6. **QUALIFY clause** - Filter on window functions (Snowflake syntax)
   - Essentially `WHERE` but for window functions (we have ExpressionLifter for this!)

7. **Computed columns in CTEs** - More aggressive lifting
   - Extract complex expressions to earlier CTEs

8. **Aggregate expressions in ORDER BY** - `ORDER BY SUM(amount) DESC`
   - Similar to HAVING transformer

### Priority Ranking

**High Priority** (standard SQL, high user value):
1. DISTINCT in aggregates
2. Correlated subqueries (basic)
3. Aggregate expressions in ORDER BY

**Medium Priority** (useful, but workarounds exist):
4. PIVOT/UNPIVOT (can be done with CASE)
5. QUALIFY clause (can use ExpressionLifter)

**Low Priority** (complex, limited use cases):
6. LATERAL joins
7. Recursive CTEs
8. Advanced correlated subqueries

## Performance Considerations

### Overhead
- Each transformer pass requires AST traversal
- Typical cost: ~1-2ms for complex queries
- Acceptable for interactive use

### Benefits
- Preprocessed queries often **faster** than naive execution
- Example: HAVING transformer avoids recomputing aggregates
- Example: IN lifter can enable index usage (future)

### When to Disable
- **Never disable for compatibility** - fix the transformer instead
- **Only disable for performance** - if profiling shows specific transformer is slow
- **Temporary debugging** - isolate which transformer causes an issue

## Debugging

### See Transformed SQL

Currently `--show-preprocessing` has limited output.

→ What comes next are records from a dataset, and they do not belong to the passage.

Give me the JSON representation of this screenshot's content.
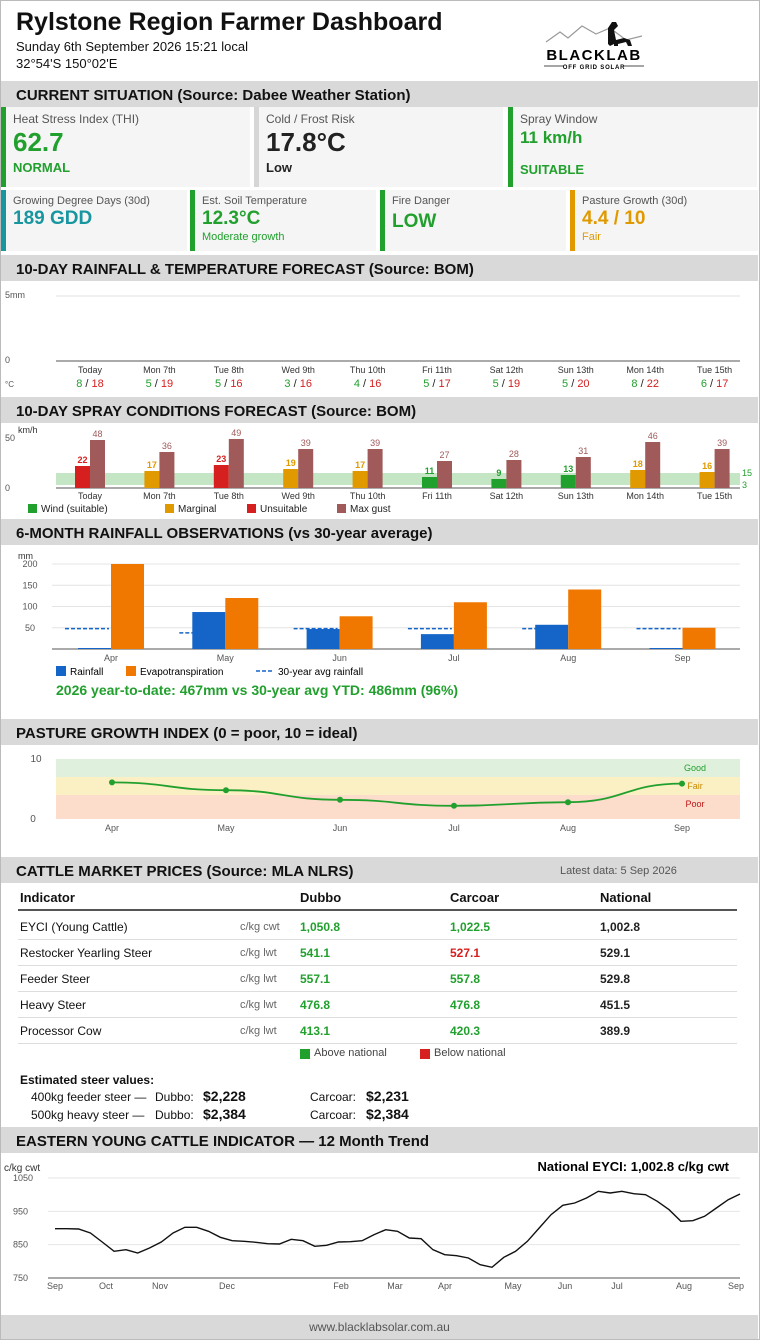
{
  "header": {
    "title": "Rylstone Region Farmer Dashboard",
    "datetime": "Sunday 6th September 2026  15:21 local",
    "coords": "32°54'S 150°02'E",
    "logo_text": "BLACKLAB",
    "logo_sub": "OFF GRID SOLAR"
  },
  "sections": {
    "current": "CURRENT SITUATION  (Source: Dabee Weather Station)",
    "rain_temp": "10-DAY RAINFALL & TEMPERATURE FORECAST  (Source: BOM)",
    "spray": "10-DAY SPRAY CONDITIONS FORECAST  (Source: BOM)",
    "rain_obs": "6-MONTH RAINFALL OBSERVATIONS  (vs 30-year average)",
    "pasture": "PASTURE GROWTH INDEX  (0 = poor, 10 = ideal)",
    "cattle": "CATTLE MARKET PRICES  (Source: MLA NLRS)",
    "eyci": "EASTERN YOUNG CATTLE INDICATOR — 12 Month Trend"
  },
  "cards_top": [
    {
      "label": "Heat Stress Index (THI)",
      "value": "62.7",
      "status": "NORMAL",
      "color": "#22a02e"
    },
    {
      "label": "Cold / Frost Risk",
      "value": "17.8°C",
      "status": "Low",
      "color": "#d6d6d6"
    },
    {
      "label": "Spray Window",
      "value": "11 km/h",
      "status": "SUITABLE",
      "color": "#22a02e"
    }
  ],
  "cards_bottom": [
    {
      "label": "Growing Degree Days (30d)",
      "value": "189 GDD",
      "status": "",
      "color": "#1896a0"
    },
    {
      "label": "Est. Soil Temperature",
      "value": "12.3°C",
      "status": "Moderate growth",
      "color": "#22a02e"
    },
    {
      "label": "Fire Danger",
      "value": "LOW",
      "status": "",
      "color": "#22a02e"
    },
    {
      "label": "Pasture Growth (30d)",
      "value": "4.4 / 10",
      "status": "Fair",
      "color": "#e09a00"
    }
  ],
  "forecast": {
    "ylabels": [
      "5mm",
      "0"
    ],
    "unit": "°C",
    "days": [
      "Today",
      "Mon 7th",
      "Tue 8th",
      "Wed 9th",
      "Thu 10th",
      "Fri 11th",
      "Sat 12th",
      "Sun 13th",
      "Mon 14th",
      "Tue 15th"
    ],
    "min": [
      "8",
      "5",
      "5",
      "3",
      "4",
      "5",
      "5",
      "5",
      "8",
      "6"
    ],
    "max": [
      "18",
      "19",
      "16",
      "16",
      "16",
      "17",
      "19",
      "20",
      "22",
      "17"
    ]
  },
  "spray": {
    "ylabel": "km/h",
    "ticks": [
      "50",
      "0"
    ],
    "band_labels": [
      "15",
      "3"
    ],
    "wind": [
      22,
      17,
      23,
      19,
      17,
      11,
      9,
      13,
      18,
      16
    ],
    "gust": [
      48,
      36,
      49,
      39,
      39,
      27,
      28,
      31,
      46,
      39
    ],
    "status": [
      "red",
      "orange",
      "red",
      "orange",
      "orange",
      "green",
      "green",
      "green",
      "orange",
      "orange"
    ],
    "legend": [
      "Wind (suitable)",
      "Marginal",
      "Unsuitable",
      "Max gust"
    ]
  },
  "chart_data": [
    {
      "type": "bar",
      "title": "6-MONTH RAINFALL OBSERVATIONS  (vs 30-year average)",
      "ylabel": "mm",
      "ylim": [
        0,
        200
      ],
      "yticks": [
        "200",
        "150",
        "100",
        "50"
      ],
      "categories": [
        "Apr",
        "May",
        "Jun",
        "Jul",
        "Aug",
        "Sep"
      ],
      "series": [
        {
          "name": "Rainfall",
          "values": [
            0,
            87,
            47,
            35,
            57,
            0
          ],
          "color": "#1565c8"
        },
        {
          "name": "Evapotranspiration",
          "values": [
            200,
            120,
            77,
            110,
            140,
            50
          ],
          "color": "#f07800"
        },
        {
          "name": "30-year avg rainfall",
          "values": [
            48,
            38,
            48,
            48,
            48,
            48
          ],
          "color": "#1565c8"
        }
      ],
      "summary": "2026 year-to-date: 467mm  vs  30-year avg YTD: 486mm  (96%)"
    },
    {
      "type": "line",
      "title": "PASTURE GROWTH INDEX  (0 = poor, 10 = ideal)",
      "ylim": [
        0,
        10
      ],
      "yticks": [
        "10",
        "0"
      ],
      "categories": [
        "Apr",
        "May",
        "Jun",
        "Jul",
        "Aug",
        "Sep"
      ],
      "series": [
        {
          "name": "Pasture growth",
          "values": [
            6.1,
            4.8,
            3.2,
            2.2,
            2.8,
            5.9
          ]
        }
      ],
      "bands": [
        "Good",
        "Fair",
        "Poor"
      ]
    },
    {
      "type": "line",
      "title": "EASTERN YOUNG CATTLE INDICATOR — 12 Month Trend",
      "ylabel": "c/kg cwt",
      "ylim": [
        750,
        1050
      ],
      "yticks": [
        "1050",
        "950",
        "850",
        "750"
      ],
      "xticks": [
        "Sep",
        "Oct",
        "Nov",
        "Dec",
        "Feb",
        "Mar",
        "Apr",
        "May",
        "Jun",
        "Jul",
        "Aug",
        "Sep"
      ],
      "annotation": "National EYCI: 1,002.8 c/kg cwt",
      "values": [
        898,
        898,
        897,
        885,
        858,
        830,
        835,
        825,
        840,
        858,
        885,
        902,
        902,
        890,
        872,
        862,
        860,
        857,
        853,
        852,
        866,
        862,
        845,
        848,
        858,
        859,
        862,
        880,
        895,
        890,
        870,
        868,
        835,
        820,
        817,
        810,
        790,
        782,
        812,
        830,
        860,
        900,
        940,
        968,
        975,
        990,
        1010,
        1005,
        1010,
        1003,
        1000,
        980,
        955,
        920,
        922,
        935,
        960,
        985,
        1002
      ]
    }
  ],
  "cattle": {
    "latest": "Latest data: 5 Sep 2026",
    "headers": [
      "Indicator",
      "Dubbo",
      "Carcoar",
      "National"
    ],
    "rows": [
      {
        "name": "EYCI (Young Cattle)",
        "unit": "c/kg cwt",
        "dubbo": "1,050.8",
        "carcoar": "1,022.5",
        "national": "1,002.8",
        "dc": "#22a02e",
        "cc": "#22a02e"
      },
      {
        "name": "Restocker Yearling Steer",
        "unit": "c/kg lwt",
        "dubbo": "541.1",
        "carcoar": "527.1",
        "national": "529.1",
        "dc": "#22a02e",
        "cc": "#d62020"
      },
      {
        "name": "Feeder Steer",
        "unit": "c/kg lwt",
        "dubbo": "557.1",
        "carcoar": "557.8",
        "national": "529.8",
        "dc": "#22a02e",
        "cc": "#22a02e"
      },
      {
        "name": "Heavy Steer",
        "unit": "c/kg lwt",
        "dubbo": "476.8",
        "carcoar": "476.8",
        "national": "451.5",
        "dc": "#22a02e",
        "cc": "#22a02e"
      },
      {
        "name": "Processor Cow",
        "unit": "c/kg lwt",
        "dubbo": "413.1",
        "carcoar": "420.3",
        "national": "389.9",
        "dc": "#22a02e",
        "cc": "#22a02e"
      }
    ],
    "legend_above": "Above national",
    "legend_below": "Below national",
    "steer_title": "Estimated steer values:",
    "steers": [
      {
        "label": "400kg feeder steer —",
        "dubbo_lbl": "Dubbo:",
        "dubbo": "$2,228",
        "carcoar_lbl": "Carcoar:",
        "carcoar": "$2,231"
      },
      {
        "label": "500kg heavy steer —",
        "dubbo_lbl": "Dubbo:",
        "dubbo": "$2,384",
        "carcoar_lbl": "Carcoar:",
        "carcoar": "$2,384"
      }
    ]
  },
  "footer": "www.blacklabsolar.com.au"
}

To see the actual transformed AST:

```bash
# Use --query-plan to see the AST
./target/release/sql-cli -q "SELECT ..." --query-plan

# Enable debug logging
RUST_LOG=debug ./target/release/sql-cli -q "SELECT ..." 2>&1 | grep -i transform
```

### Isolate Transformer Issues

```bash
# Disable all except one
./target/release/sql-cli -q "SELECT ..." \
    --no-where-expansion \
    --no-group-by-expansion \
    --no-having-expansion \
    --no-cte-hoister \
    --no-in-lifter
    # Only ExpressionLifter is running

# Test with no transformers
./target/release/sql-cli -q "SELECT ..." \
    --no-expression-lifter \
    --no-where-expansion \
    --no-group-by-expansion \
    --no-having-expansion \
    --no-cte-hoister \
    --no-in-lifter
```

## Summary

Preprocessor transformers are the **secret sauce** that makes SQL CLI powerful:

- **Enabled by default** - queries "just work"
-**Fill feature gaps** - support SQL that executor can't handle
-**Unified across modes** - `-q`, `-f`, and TUI all use same pipeline
-**Extensible** - easy to add new transformers
-**Opt-out** - disable if needed, but shouldn't be necessary

**The goal:** Support as much standard SQL as possible by rewriting it into forms our executor can handle, without users needing to think about it.